Patients with epilepsy are being put at risk because drugs such as valproate and carbamazepine are favoured in PBS criteria over safer alternatives such as levetiracetam and lamotrigine, according to Professor Christian Gericke of the University of Queensland.

In an MJA commentary co-authored by Epilepsy Society of Australia president Professor Terence O’Brien from Monash University, Professor Gericke says Australian prescribing criteria lag so far behind US and European professional guidelines that clinicians may face medicolegal consequences if they prescribe a drug such as valproate, which has been banned for first line use by the European Medicines Agency (EMA).

Valproate’s risks of fetal malformations and its adverse effect on cognitive function on children exposed to it in utero mean that it should only be used as a last resort in low doses, they say.

Professional organisations in countries such as the UK, EU and the US now recommend lamotrigine and levetiracetam for first line therapy in new-onset focal epilepsies and for generalised epilepsies, they note.

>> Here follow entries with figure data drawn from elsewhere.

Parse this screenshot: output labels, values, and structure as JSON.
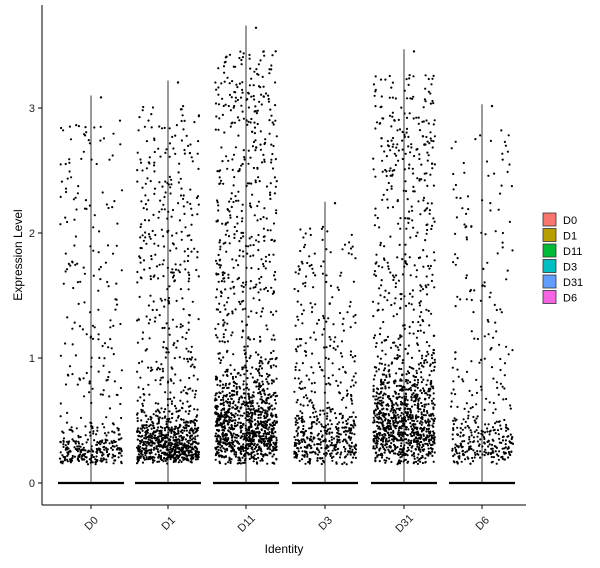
{
  "chart_data": {
    "type": "scatter",
    "xlabel": "Identity",
    "ylabel": "Expression Level",
    "categories": [
      "D0",
      "D1",
      "D11",
      "D3",
      "D31",
      "D6"
    ],
    "ylim": [
      -0.2,
      3.85
    ],
    "yticks": [
      0,
      1,
      2,
      3
    ],
    "legend": {
      "position": "right",
      "entries": [
        {
          "label": "D0",
          "color": "#F8766D"
        },
        {
          "label": "D1",
          "color": "#B79F00"
        },
        {
          "label": "D11",
          "color": "#00BA38"
        },
        {
          "label": "D3",
          "color": "#00BFC4"
        },
        {
          "label": "D31",
          "color": "#619CFF"
        },
        {
          "label": "D6",
          "color": "#F564E3"
        }
      ]
    },
    "series": [
      {
        "category": "D0",
        "max": 3.1,
        "n_points": 420,
        "dense_low": 0.1
      },
      {
        "category": "D1",
        "max": 3.22,
        "n_points": 1050,
        "dense_low": 0.2
      },
      {
        "category": "D11",
        "max": 3.66,
        "n_points": 1450,
        "dense_low": 0.55
      },
      {
        "category": "D3",
        "max": 2.25,
        "n_points": 560,
        "dense_low": 0.35
      },
      {
        "category": "D31",
        "max": 3.47,
        "n_points": 1300,
        "dense_low": 0.6
      },
      {
        "category": "D6",
        "max": 3.03,
        "n_points": 380,
        "dense_low": 0.25
      }
    ]
  }
}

But in Australia, PBS criteria maintain tight restrictions on the use of drugs such as levetiracetam, despite a recommendation from the Pharmaceutical Benefits Advisory Committee (PBAC) in 2008 to extend their use.

“In practice, most epileptologists ignore the PBS restrictions and follow the internationally recommended prescribing guidelines,” they write.

“This puts the practitioner at risk of legal and financial sanctions. Australian doctors treating patients with epilepsy are therefore stuck between the proverbial rock and hard place.”

Cost concerns should not be a barrier to lifting restrictions because generic preparations are now available for levetiracetam and lamotrigine, they add.

PBS restrictions may be justified for newly listed drugs to avoid cost blow outs, but there needs to be an effective mechanism to review the restrictions over the long term, to avoid outdated prescribing practice and suboptimal care, said Professor Gericke.

A second priority is to review PBS restrictions on other well tolerated and effective second and third line anti-epileptic drugs such as zonisamide, oxcarbazepine, lacosamide and perampanel.

“Doctors should not be forced to choose between safe patient care and complying with outdated government regulation. It’s not fair on doctors, and it’s not fair on our patients.

“This long-awaited PBS update would finally allow Australian doctors to prescribe anti-epileptic drugs in line with international best practice without imposing a financial burden on patients or contravening PBS regulations,” the authors concluded.